A Chinese nuclear reactor. Photo credit: IAEA

 VIENNA – The International Atomic Energy Agency has held a “joint nuclear management school” with China under which 40 young nuclear professionals from 23 countries participated in “specialized training on areas relevant to the entire nuclear energy lifecycle, to expand on their technical competencies and future managerial skills required to support national nuclear energy strategies,” the IAEA said.

 The Nuclear Energy Management (NEM) School took place at the end of October in China, a country with 55 nuclear power reactors in operation, and where more than one third of the world’s nuclear newbuilds are being constructed, underlining for Western observers the extent to which Beijing has become a major player within the UN agency and is seeking to spread its influence in other budding nuclear powers such as Kazakhstan and Belarus.
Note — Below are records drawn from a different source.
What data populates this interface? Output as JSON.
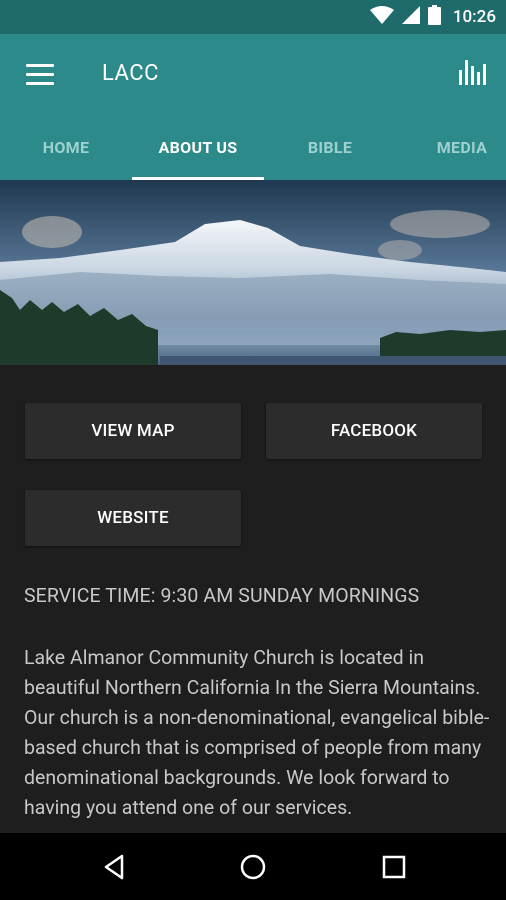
{
  "status_bar": {
    "time": "10:26"
  },
  "app_bar": {
    "title": "LACC"
  },
  "tabs": [
    {
      "label": "HOME"
    },
    {
      "label": "ABOUT US"
    },
    {
      "label": "BIBLE"
    },
    {
      "label": "MEDIA"
    }
  ],
  "buttons": {
    "view_map": "VIEW MAP",
    "facebook": "FACEBOOK",
    "website": "WEBSITE"
  },
  "service_time": "SERVICE TIME: 9:30 AM  SUNDAY MORNINGS",
  "description": "Lake Almanor Community Church is located in beautiful Northern California In the Sierra Mountains.  Our church is a non-denominational, evangelical bible-based church that is comprised of people from many denominational backgrounds. We look forward to having you attend one of our services.",
  "colors": {
    "status_bar": "#1f6b6c",
    "app_bar": "#2c8a8a",
    "background": "#1e1e1e",
    "button": "#2c2c2c"
  },
  "icons": [
    "wifi-icon",
    "signal-icon",
    "battery-icon",
    "menu-icon",
    "bar-chart-icon",
    "back-icon",
    "home-icon",
    "recents-icon"
  ]
}
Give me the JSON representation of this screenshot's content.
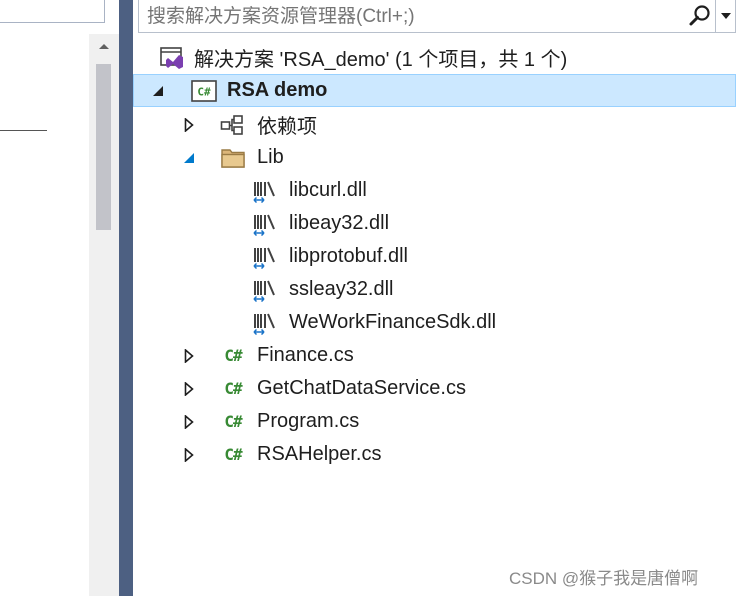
{
  "search": {
    "placeholder": "搜索解决方案资源管理器(Ctrl+;)"
  },
  "tree": {
    "solution": {
      "label": "解决方案 'RSA_demo' (1 个项目，共 1 个)"
    },
    "project": {
      "label": "RSA demo",
      "icon_text": "C#"
    },
    "dependencies": {
      "label": "依赖项"
    },
    "lib_folder": {
      "label": "Lib"
    },
    "dlls": [
      {
        "label": "libcurl.dll"
      },
      {
        "label": "libeay32.dll"
      },
      {
        "label": "libprotobuf.dll"
      },
      {
        "label": "ssleay32.dll"
      },
      {
        "label": "WeWorkFinanceSdk.dll"
      }
    ],
    "files": [
      {
        "label": "Finance.cs",
        "icon_text": "C#"
      },
      {
        "label": "GetChatDataService.cs",
        "icon_text": "C#"
      },
      {
        "label": "Program.cs",
        "icon_text": "C#"
      },
      {
        "label": "RSAHelper.cs",
        "icon_text": "C#"
      }
    ]
  },
  "watermark": "CSDN @猴子我是唐僧啊",
  "colors": {
    "divider": "#4d6082",
    "selection": "#cce8ff",
    "csharp_green": "#388a34",
    "folder": "#dcb67a"
  }
}
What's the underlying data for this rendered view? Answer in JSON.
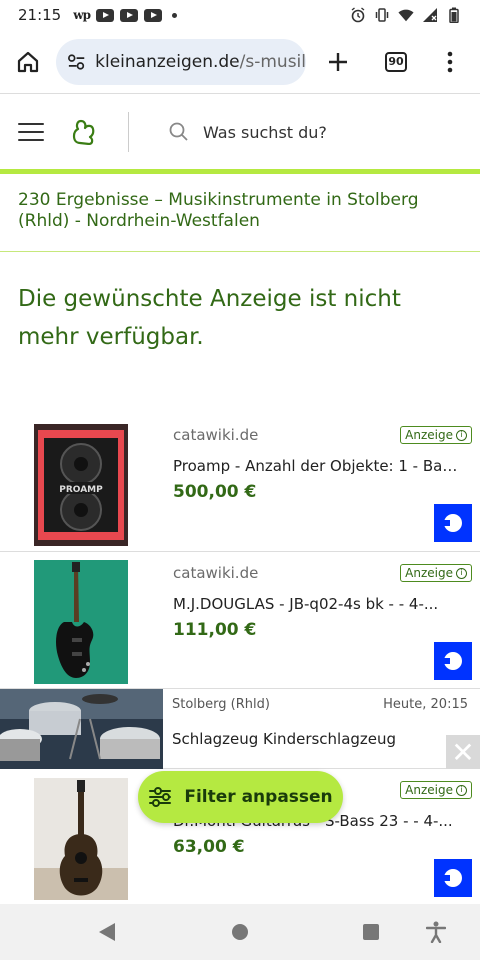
{
  "status_bar": {
    "time": "21:15",
    "notification_icons": [
      "washington-post-icon",
      "youtube-icon",
      "youtube-icon",
      "youtube-icon",
      "dot-icon"
    ],
    "system_icons": [
      "alarm-icon",
      "vibrate-icon",
      "wifi-icon",
      "signal-icon",
      "battery-icon"
    ]
  },
  "browser": {
    "url_host": "kleinanzeigen.de",
    "url_path": "/s-musil",
    "tab_count": "90"
  },
  "site_header": {
    "search_placeholder": "Was suchst du?"
  },
  "results": {
    "heading": "230 Ergebnisse – Musikinstrumente in Stolberg (Rhld) - Nordrhein-Westfalen",
    "unavailable_message": "Die gewünschte Anzeige ist nicht mehr verfügbar."
  },
  "listings": [
    {
      "source": "catawiki.de",
      "badge": "Anzeige",
      "title": "Proamp - Anzahl der Objekte: 1 - Bass-...",
      "price": "500,00 €",
      "image_text": "PROAMP"
    },
    {
      "source": "catawiki.de",
      "badge": "Anzeige",
      "title": "M.J.DOUGLAS - JB-q02-4s bk - - 4-...",
      "price": "111,00 €"
    },
    {
      "location": "Stolberg (Rhld)",
      "time": "Heute, 20:15",
      "title": "Schlagzeug Kinderschlagzeug"
    },
    {
      "badge": "Anzeige",
      "title": "Dr.Monti Guitarras - S-Bass 23 - - 4-...",
      "price": "63,00 €"
    }
  ],
  "filter_button": {
    "label": "Filter anpassen"
  },
  "colors": {
    "brand_green": "#326916",
    "accent_lime": "#b5e941",
    "catawiki_blue": "#0033ff"
  }
}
The United States and NATO are concerned by China’s attempts to match U.S. and Russian nuclear arsenals amid spiralling international tension and Beijing’s threats to Taiwan. The IAEA's Argentinian director general Rafael Grossi is seeking support from China in his campaign to become the next Un Secretary General, diplomatic sources say.

 “The school offered lectures on various topics related to the peaceful uses of nuclear technology, from energy and sustainability to safety, security and safeguards,” the IAEA said.

 “Training of personnel and future managers for the national nuclear industry holds strategic significance for my country,” Arman Miniyazov, the Laboratory Head at the Institute of Atomic Energy at the National Nuclear Center in Kazakhstan was quoted saying. “What I learned during these two weeks will be valuable in the implementation of ongoing research projects, the organization of training courses, and the management of nuclear knowledge, all within the framework of my professional activities,” he added.

 The NEM School was organized by the IAEA and Nuclear Industry College (NIC), with financial support from the China National Nuclear Corporation (CNNC). The curriculum included presentations by the IAEA and local experts on nuclear energy topics such as advanced nuclear technologies, human resource development, economic aspects, stakeholder engagement, safety, security, safeguards and legal aspects. The school also provided an overview of good practices in sustainable development of nuclear energy, and included technical visits to nuclear facilities at Fuqing Nuclear Power Plant, China Institute of Atomic Energy, Institute of Nuclear and New Energy Technology, Tsinghua University (Changping Campus), Hualong Nuclear Power Technology Co., Ltd, and HTA Co., Ltd.

 “Learning about China’s nuclear power programme and taking part in the technical visits was very useful because it covered different kinds of technologies, from experimental research reactors to fast reactors, said María Angélica Olivera Muñoz, a Material and Process Division Manager at the Nuclear Fuel Engineering Department at the National Commission of Atomic Energy in Argentina. “The display of the diverse range of technologies available and experts from different areas of the nuclear field made this an incredible experience.”

 China has one of the fastest construction periods for new build reactors, with an average of about six years from start to completion. Since 2022, China has started construction on eight new reactors. China also started to operate its first small modular reactors in 2022. 

 Gao Lei, President of the NIC said, “The NIC is pleased with the opportunity to contribute to the sustainable development of nuclear talent for IAEA Member States. I sincerely hope participants could share and spread the knowledge they gained in the school.”

 As China and other countries continue to expand their nuclear fleet, the education, training and development provided by IAEA NEM schools will continue to help advance students’ competencies and skill sets.

 “The schools are a key IAEA mechanism to support the development of a robust future nuclear workforce, which is an integral part and backbone of all nuclear power programmes,” the IAEA said.